J'allais vous demander, vous faites la transition, quelles sont les solutions, c'est de l'aménagement urbain pour bien séparer la voirie finalement, pour qu'il n'y ait pas de conflits d'usage, ou c'est l'éducation sur la conduite au volant, les attitudes au volant ? Qu'est-ce que vous proposez comme solutions pour éviter que ça ne se reproduise plus finalement ? 

Alors il faut d'abord réduire les possibilités de conflits, effectivement les aménagements sont importants, on a de bons exemples, par exemple sur la voie lyonnaise numéro 1 au croisement du quai Victor-Augagneur et du pont Wilson, où le carrefour a été refait, on avait beaucoup de difficultés à traverser avec des automobilistes qui forçaient la priorité, aussi bien aux cyclistes qu'aux piétons, depuis l'aménagement ça s'est beaucoup amélioré. On doit aussi avoir des aménagements qui soient homogènes et lisibles, c'est pas toujours le cas, et après effectivement il y a une question d'éducation, alors ça touche tous les usagers, l'éducation pour les cyclistes, les associations de cyclistes portent le “savoir rouler” à vélo qui forment les élèves à devenir de futurs automobilistes mais aussi de futurs cyclistes. Il doit aussi y avoir un message à l'endroit des automobilistes, ça serait plutôt le travail de la sécurité routière, sauf qu'aujourd'hui la sécurité routière, quand elle parle des usagers vulnérables, dans les deux tiers des cas c'est pour les accabler ou pour leur faire porter la responsabilité de leur propre sécurité. On devrait renommer cet organisme France Bagnoles. 

Mais c'est intéressant en tout cas, l'éducation doit être générale, il n'y a pas deux camps. D'ailleurs souvent les cyclistes sont aussi automobilistes et inversement. 

Bien sûr, moi je suis automobiliste. Après on commence à avoir des personnes qui délaissent totalement la voiture, on a une réduction de la part des ménages qui possèdent un véhicule sur la métropole lyonnaise et ça ne cesse de progresser. On va friser les 40% donc c'est très important. Il faut leur offrir des alternatives de la même façon que pour les personnes qui résident pas trop loin. Il faut leur permettre de circuler autrement qu'en voiture parce que c'est très difficile. Le vélo est une solution. 

On en parlait avant l'émission, les pays du nord ont de l'avance sur l'usage des vélos.
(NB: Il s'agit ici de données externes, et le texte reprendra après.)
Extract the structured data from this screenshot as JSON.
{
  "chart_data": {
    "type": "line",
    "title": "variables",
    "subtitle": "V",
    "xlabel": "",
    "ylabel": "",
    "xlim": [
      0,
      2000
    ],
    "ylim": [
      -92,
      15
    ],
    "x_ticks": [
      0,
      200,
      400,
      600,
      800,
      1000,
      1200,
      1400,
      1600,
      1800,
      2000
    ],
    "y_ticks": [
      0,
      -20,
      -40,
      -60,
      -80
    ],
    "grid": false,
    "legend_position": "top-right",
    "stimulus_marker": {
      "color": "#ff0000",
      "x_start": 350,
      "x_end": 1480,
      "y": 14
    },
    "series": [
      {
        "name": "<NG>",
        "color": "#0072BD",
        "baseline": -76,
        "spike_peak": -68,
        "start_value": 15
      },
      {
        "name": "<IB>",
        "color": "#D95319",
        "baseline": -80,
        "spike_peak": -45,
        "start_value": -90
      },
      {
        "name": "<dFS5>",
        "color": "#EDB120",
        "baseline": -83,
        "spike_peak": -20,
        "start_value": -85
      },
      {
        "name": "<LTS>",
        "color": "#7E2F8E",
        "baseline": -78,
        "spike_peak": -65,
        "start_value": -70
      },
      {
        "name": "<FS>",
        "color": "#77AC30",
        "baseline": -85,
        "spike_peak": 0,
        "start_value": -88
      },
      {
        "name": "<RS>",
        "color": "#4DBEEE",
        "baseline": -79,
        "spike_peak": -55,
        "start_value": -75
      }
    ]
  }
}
Il y a beaucoup plus de proportions de la population qui les utilise. Qu'est-ce que ça change ? Il y a moins d'incivilités ou de violences extrêmes comme on l'a vu la semaine dernière ? 

Oui, il y a une meilleure compréhension de ce que sont les différents modes de déplacement. Je viens de passer quelques jours à Copenhague cet été et c'est vraiment frappant. Les déplacements des différents modes sont beaucoup plus lisibles, beaucoup plus homogènes. Ils sont faciles à comprendre et même avec des enfants, on s'empare des différents modes de transport aussi bien à pied, à vélo qu'en voiture, beaucoup plus facilement que dans une ville qu'on connaît déjà, en France. 

Et forcément il y a probablement moins de conflits que l'on peut voir chez nous. 

Une meilleure compréhension aussi par le fait que 95% des habitants de Copenhague utilisent régulièrement le vélo. En France on est à moins de 10 millions sur tout le pays qui pratique régulièrement le vélo. On a un chemin important pour s'approprier ce mode de déplacement. 

Ce sera le mot de la fin, merci beaucoup. C’est la fin des 6 minutes chrono. Quant à vous, je vous remercie d'avoir suivi cette émission. Vous pourrez retrouver plus de détails sur les voies lyonnaises notamment et puis l'actualité du vélo sur le site lyoncapitale.fr. A très bientôt.